Mama Byan hanya tersenyum, ia paham apa yang sedang di rasakan Anne. Karena baru saja ketemu sahabat lamanya yang terpisah karena ada masalah, sekarang baru bertemu sebentar sudah berpisah lagi.
Entah mengapa Anne merasa perjalanan pulang terasa lebih lama. Ia ingin cepat sampai rumah dan menumpahkan semua rasa yang campur aduk di dalam hatinya.
Setibanya di rumah, ia menidurkan Abby di kamarnya lalu ia keluar mencari tempat yang enak untuk menangis. Ya ia kini berada halaman samping ketika duduk air matanya mulai jatuh.

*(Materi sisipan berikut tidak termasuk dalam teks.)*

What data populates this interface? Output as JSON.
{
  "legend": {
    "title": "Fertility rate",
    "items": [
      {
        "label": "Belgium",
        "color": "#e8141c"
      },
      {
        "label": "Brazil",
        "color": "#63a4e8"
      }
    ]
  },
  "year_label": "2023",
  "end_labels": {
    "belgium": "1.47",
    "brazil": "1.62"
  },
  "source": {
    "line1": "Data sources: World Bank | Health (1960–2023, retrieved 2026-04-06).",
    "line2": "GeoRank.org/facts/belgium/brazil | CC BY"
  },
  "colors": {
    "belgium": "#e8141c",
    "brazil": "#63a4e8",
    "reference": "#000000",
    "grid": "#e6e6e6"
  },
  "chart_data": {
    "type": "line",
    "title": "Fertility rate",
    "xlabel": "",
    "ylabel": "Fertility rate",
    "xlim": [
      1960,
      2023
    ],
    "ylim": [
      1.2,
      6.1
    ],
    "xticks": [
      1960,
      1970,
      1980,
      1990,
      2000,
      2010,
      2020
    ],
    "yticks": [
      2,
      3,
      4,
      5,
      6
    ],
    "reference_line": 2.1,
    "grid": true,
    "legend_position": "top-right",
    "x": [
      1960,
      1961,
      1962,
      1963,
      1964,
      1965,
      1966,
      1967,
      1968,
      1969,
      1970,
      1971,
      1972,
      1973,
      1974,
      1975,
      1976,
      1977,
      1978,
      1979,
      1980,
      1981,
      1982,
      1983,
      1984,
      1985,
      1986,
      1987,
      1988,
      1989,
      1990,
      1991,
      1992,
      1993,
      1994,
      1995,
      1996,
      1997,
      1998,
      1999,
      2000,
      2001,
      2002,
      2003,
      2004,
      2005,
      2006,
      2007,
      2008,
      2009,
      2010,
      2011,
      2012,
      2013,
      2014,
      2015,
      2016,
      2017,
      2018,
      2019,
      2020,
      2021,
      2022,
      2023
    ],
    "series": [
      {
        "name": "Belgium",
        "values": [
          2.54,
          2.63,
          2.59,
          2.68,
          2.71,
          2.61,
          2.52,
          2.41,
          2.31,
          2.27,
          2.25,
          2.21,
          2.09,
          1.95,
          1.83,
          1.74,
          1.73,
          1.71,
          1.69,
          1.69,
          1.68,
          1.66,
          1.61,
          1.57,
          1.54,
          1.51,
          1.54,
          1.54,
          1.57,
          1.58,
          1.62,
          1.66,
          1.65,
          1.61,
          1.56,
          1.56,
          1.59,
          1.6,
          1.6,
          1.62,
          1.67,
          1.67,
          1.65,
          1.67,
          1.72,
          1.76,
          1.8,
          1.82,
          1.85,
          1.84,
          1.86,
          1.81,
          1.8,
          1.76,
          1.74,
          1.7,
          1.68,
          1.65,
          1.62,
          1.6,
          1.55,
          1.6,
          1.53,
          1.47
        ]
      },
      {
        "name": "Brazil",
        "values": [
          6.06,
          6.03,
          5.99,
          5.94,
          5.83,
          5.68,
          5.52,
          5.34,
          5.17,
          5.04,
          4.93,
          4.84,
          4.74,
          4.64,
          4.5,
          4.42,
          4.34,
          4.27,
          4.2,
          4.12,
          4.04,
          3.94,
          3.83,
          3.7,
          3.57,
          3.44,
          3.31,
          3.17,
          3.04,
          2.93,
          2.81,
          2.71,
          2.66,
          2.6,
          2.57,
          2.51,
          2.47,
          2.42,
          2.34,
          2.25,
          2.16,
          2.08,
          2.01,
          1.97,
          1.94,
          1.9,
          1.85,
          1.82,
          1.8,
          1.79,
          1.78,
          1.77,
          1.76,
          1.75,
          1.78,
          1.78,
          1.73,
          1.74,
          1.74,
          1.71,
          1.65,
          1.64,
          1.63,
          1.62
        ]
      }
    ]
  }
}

Ia tak lupa membawa kotak yang di berikan Byan untuknya. Pelan pelan ia buka kotak itu terdapat sebuah surat dan foto masa kecil mereka berdua yang sedang bergandengan.
Lalu ia membaca suratnya, hatinya berdebar kencang ketika ia membuka surat itu.
"Anne, mungkin ini begitu konyol tapi pertemuan singkat kita kemarin membuatku jadi gila. Perasaan yang bertahun tahun lalu pernah pupus kini mulai bersemi lagi. Kalau boleh jujur sebelum aku kenal banyak perempuan di luar sana. Aku sudah menyimpan rasa ini untukmu. Tapi rasa itu aku simpan rapi di hatiku takut kalau kamu tahu membuat persahabatan kita berantakan.Ya selama itu aku mencoba menahannya dan dekat dengan perempuan lain ,bukannya persahabatan kita semakin baik tapi malah sebaliknya. Persahabatan kita berantakan dan bubar gara gara salah paham. Untuk itu , sekarang aku tak mau melakuakan kesalahan yang sama, Anne tunggu aku kembali."